VII. Tabib

26 3 0
                                    

Wanita itu tak serta-merta membidikku dengan senjatanya. Jelas sekali, ia bahkan tak berani menempelkan telunjuknya di pelatuk. Meski begitu, aku tetap mengangkat kedua tanganku ke udara.

"Pasien lantai berapa kau? Untuk keperluan apa kau di sini? Ini area terlarang. Cepat kembali ke bangsalmu." Kata-katanya terucap jelas, namun aku dapat merasakan sedikit getaran dari suaranya. Suaranya... membuatku merasa seakan-akan aku pernah mengenalnya.

"Aku tak ingat dokter diperbolehkan memiliki senjata," ucapku sambil melirik jas putihnya, "kau bahkan tak tahu cara membidik." Aku merasakan kepanikan menjalar dari tubuhnya yang merinding. Kau tertangkap basah. Kita sama-sama tertangkap basah. Kami berdua sedang mengulur waktu sebelum salah satu dari kami mengakui maksud dan tujuan masing-masing. Cahaya lampu soliter dari kejauhan menjangkau sebuah plat besi yang tertanam di kantong jasnya. "Apa perasaanku saja, Dok... ataukah benar kau seorang teman lama?"

"Aku tak mengenal istilah teman," ujarnya sambil mengawasi tanganku yang terangkat, "yang kutahu hanya rekan dan lawan."

"Sejujurnya, aku tak tahu posisiku dari sudut pandangmu..." aku menjeda sebelum menyebut namanya, "tapi kau harus mempertimbangkan untuk menambahkan pasien ke dalam perbendaharaan katamu, Dokter Bossieux."

"Aku tahu kau baru saja membaca plat namaku. Siapa kau?"

"Izinkan aku melangkah lebih dekat," jawabku sambil perlahan menurunkan tangan dan menggulirkan rodaku, "mungkin wajahku akan terlihat lebih jelas olehmu dari sini."

Dr. Bossieux menurunkan pistolnya, meski kakinya masih dalam posisi kuda-kuda. "La... Laguardia?" Mulutnya menganga, mungkin terperanjat karena tak menyangka aku masih hidup. "Alexandra Laguardia?"

Aku sedang berusaha keras untuk menahan emosiku yang dapat membuncah kapan saja. Setelah bertahun-tahun, akhirnya aku menemui orang yang setidaknya bertanggung jawab terhadap kelumpuhanku. "Dulu kau memanggilku Pasien 375-00825."

Ia mengantongi pistolnya. Lagipula, keberadaanku tak terlihat seperti ancaman yang berarti. "Bagaimana kau bisa ada di sini?" Nada suaranya menunjukkan ketakjuban.

"Untungnya, tanganku masih berguna," jawabku sarkastis, "dan kursi rodaku berfungsi dengan cukup baik."

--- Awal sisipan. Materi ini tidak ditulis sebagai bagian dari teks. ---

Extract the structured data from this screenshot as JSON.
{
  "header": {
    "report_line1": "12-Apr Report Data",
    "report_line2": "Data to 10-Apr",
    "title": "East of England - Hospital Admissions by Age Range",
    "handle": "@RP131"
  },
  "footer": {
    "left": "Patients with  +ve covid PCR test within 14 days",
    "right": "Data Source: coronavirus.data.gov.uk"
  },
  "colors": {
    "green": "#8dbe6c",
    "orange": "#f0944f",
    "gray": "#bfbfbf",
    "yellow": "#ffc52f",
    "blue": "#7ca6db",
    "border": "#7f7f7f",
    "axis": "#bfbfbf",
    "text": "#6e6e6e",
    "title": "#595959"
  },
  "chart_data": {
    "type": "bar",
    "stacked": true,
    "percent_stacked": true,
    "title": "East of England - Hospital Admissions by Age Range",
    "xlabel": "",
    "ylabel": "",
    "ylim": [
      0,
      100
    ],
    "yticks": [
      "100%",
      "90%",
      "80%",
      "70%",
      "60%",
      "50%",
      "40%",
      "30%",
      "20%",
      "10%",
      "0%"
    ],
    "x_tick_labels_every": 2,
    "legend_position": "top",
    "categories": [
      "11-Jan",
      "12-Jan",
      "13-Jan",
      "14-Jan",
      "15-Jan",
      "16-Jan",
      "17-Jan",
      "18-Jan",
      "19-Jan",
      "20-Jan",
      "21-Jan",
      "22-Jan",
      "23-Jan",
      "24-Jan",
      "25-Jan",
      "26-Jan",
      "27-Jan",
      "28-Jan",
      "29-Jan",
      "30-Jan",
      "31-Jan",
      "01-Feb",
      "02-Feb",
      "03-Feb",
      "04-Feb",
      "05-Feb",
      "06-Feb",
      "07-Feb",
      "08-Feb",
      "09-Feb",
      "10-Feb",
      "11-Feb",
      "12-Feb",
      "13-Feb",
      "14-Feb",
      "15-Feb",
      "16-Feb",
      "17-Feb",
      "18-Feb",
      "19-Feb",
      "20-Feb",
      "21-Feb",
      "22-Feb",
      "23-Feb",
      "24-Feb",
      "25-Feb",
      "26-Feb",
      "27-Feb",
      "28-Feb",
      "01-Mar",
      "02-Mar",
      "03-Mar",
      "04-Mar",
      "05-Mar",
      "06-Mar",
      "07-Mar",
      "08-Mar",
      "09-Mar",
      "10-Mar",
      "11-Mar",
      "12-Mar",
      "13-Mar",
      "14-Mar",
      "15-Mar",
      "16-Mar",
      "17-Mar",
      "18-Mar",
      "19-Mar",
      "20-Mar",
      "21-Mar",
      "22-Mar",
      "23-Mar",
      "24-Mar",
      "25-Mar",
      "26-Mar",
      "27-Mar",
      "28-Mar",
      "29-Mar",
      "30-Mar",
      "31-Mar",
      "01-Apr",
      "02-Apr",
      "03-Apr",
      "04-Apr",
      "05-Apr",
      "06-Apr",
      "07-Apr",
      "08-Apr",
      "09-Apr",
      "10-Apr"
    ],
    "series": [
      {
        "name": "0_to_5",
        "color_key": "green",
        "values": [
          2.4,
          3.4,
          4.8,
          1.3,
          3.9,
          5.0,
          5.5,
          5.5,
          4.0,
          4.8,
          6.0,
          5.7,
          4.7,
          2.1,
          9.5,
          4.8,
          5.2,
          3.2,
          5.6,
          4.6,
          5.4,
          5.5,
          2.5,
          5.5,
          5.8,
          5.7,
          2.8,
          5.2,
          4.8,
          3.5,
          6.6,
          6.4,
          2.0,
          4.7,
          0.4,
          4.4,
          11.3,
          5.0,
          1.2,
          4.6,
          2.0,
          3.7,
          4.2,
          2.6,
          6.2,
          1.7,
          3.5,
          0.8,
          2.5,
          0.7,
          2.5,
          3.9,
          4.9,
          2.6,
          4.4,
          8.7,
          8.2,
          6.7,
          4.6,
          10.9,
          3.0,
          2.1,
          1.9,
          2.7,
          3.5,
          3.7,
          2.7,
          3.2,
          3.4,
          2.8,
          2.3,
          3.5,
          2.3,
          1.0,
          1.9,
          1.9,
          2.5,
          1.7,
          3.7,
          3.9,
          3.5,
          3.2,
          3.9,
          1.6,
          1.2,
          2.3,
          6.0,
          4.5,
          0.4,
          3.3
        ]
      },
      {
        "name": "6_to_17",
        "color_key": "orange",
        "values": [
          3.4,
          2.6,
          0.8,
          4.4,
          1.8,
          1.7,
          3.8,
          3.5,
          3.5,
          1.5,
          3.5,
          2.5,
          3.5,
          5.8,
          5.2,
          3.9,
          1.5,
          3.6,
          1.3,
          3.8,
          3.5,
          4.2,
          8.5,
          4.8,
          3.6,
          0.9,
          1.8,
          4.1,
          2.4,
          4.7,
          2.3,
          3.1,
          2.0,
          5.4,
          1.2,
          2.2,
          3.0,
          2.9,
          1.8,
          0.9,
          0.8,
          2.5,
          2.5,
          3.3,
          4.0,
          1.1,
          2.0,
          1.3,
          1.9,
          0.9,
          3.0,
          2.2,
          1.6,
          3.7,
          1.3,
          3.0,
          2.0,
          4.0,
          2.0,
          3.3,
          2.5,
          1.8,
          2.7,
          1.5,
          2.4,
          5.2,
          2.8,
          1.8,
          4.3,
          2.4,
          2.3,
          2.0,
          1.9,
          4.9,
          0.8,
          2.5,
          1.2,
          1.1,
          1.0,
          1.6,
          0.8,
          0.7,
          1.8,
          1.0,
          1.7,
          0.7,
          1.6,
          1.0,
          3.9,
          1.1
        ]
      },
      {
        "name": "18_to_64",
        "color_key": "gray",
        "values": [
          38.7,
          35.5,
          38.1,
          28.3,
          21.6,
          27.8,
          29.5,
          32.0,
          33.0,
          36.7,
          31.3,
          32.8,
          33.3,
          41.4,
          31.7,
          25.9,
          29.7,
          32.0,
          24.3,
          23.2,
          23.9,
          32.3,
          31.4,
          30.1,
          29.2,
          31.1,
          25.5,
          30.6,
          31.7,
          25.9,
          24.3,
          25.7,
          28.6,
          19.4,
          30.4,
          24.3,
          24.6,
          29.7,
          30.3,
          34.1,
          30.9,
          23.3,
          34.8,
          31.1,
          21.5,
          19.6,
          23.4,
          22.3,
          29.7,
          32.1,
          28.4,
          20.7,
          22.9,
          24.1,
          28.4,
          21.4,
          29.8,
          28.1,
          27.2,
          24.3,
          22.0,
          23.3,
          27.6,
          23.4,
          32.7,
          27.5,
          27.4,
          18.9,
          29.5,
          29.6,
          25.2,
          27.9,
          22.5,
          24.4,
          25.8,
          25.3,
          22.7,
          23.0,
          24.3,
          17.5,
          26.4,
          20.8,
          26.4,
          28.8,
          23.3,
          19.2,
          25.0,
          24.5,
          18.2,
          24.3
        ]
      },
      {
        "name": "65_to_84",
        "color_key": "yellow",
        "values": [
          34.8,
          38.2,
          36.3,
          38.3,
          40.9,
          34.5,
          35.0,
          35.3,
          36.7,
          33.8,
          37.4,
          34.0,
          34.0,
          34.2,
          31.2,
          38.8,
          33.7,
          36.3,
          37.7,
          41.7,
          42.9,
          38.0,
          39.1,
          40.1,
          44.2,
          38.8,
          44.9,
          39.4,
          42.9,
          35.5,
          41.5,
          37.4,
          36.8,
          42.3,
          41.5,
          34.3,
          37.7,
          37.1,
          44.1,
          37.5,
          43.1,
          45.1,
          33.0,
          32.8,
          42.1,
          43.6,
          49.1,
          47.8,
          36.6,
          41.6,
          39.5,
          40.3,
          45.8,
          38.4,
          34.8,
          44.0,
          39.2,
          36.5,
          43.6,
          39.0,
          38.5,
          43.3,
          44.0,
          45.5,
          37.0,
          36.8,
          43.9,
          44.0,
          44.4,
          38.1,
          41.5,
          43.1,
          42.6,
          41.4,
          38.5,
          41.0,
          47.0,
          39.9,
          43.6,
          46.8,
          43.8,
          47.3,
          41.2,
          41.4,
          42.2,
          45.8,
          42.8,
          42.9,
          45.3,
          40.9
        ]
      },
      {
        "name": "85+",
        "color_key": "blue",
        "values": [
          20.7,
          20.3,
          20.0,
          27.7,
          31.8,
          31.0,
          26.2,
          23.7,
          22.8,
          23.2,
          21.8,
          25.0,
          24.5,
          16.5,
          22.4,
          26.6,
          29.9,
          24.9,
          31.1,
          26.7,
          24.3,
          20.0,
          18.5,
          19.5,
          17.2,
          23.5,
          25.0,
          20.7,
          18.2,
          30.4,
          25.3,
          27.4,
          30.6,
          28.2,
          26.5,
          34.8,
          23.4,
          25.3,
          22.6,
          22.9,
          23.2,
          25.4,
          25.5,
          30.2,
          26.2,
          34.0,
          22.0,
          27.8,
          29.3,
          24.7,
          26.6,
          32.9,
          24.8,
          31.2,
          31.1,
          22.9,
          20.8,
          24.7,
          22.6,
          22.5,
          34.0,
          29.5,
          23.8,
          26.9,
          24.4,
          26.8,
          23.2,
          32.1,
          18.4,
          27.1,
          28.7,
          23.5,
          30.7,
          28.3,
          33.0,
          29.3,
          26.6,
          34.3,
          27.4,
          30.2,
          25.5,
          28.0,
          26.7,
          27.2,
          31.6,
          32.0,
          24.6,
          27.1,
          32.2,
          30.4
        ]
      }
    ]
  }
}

Dr. Bossieux melepaskan kacamata visi malamnya. "Kau tahu," ujarnya sembari berbalik membelakangiku, "tak mudah menatap matamu dari jarak sedekat ini."

"Menjijikkan, ya? Aku harus menatap bayanganku sendiri di kaca hampir setiap hari. Bayangkan betapa jijiknya."

"Bukan!" Wanita separuh abad itu menolehkan wajahnya. "Bukan rasa jijik... hanya rasa bersalah."

Aku tak dapat membendung tawaku. Menggelikan. Orang ini punya rasa bersalah? Aku masih ingat betul raut datar wajahnya ketika menolak permohonanku. Ia bukan orang yang sentimental. Ia tak punya perasaan. Tak ada yang lebih penting baginya ketimbang karier dan reputasi. "Kukira hati nuranimu sudah kau donorkan pada pasien lain yang membutuhkan."

"Kesempatannya sangat kecil, Laguardia! Tak perlu berbicara tentang menyembuhkan kakimu, aku bahkan tak yakin kau dapat bertahan hidup jika aku menerapkan eksperimen pengobatan itu padamu!"

"Lalu apa? Setidaknya aku pernah mencoba. Kau mencegah usahaku untuk mempertahankan makna hidupku sendiri. Lebih baik aku mati karena berusaha daripada hidup dalam kesia-siaan."

"Dengar," ujarnya sembari berkacak pinggang, "aku melakukan sebuah kesalahan, maafkan aku. Masalahnya, kesalahanku waktu itu tak hanya berdampak padamu, tapi juga padaku."

"Benarkah?" Aku terperanjat. Mengobrol di tengah kegelapan, aku tak dapat melihat jelas raut wajahnya.

"Kau dalam bahaya sekarang. Kau buronan."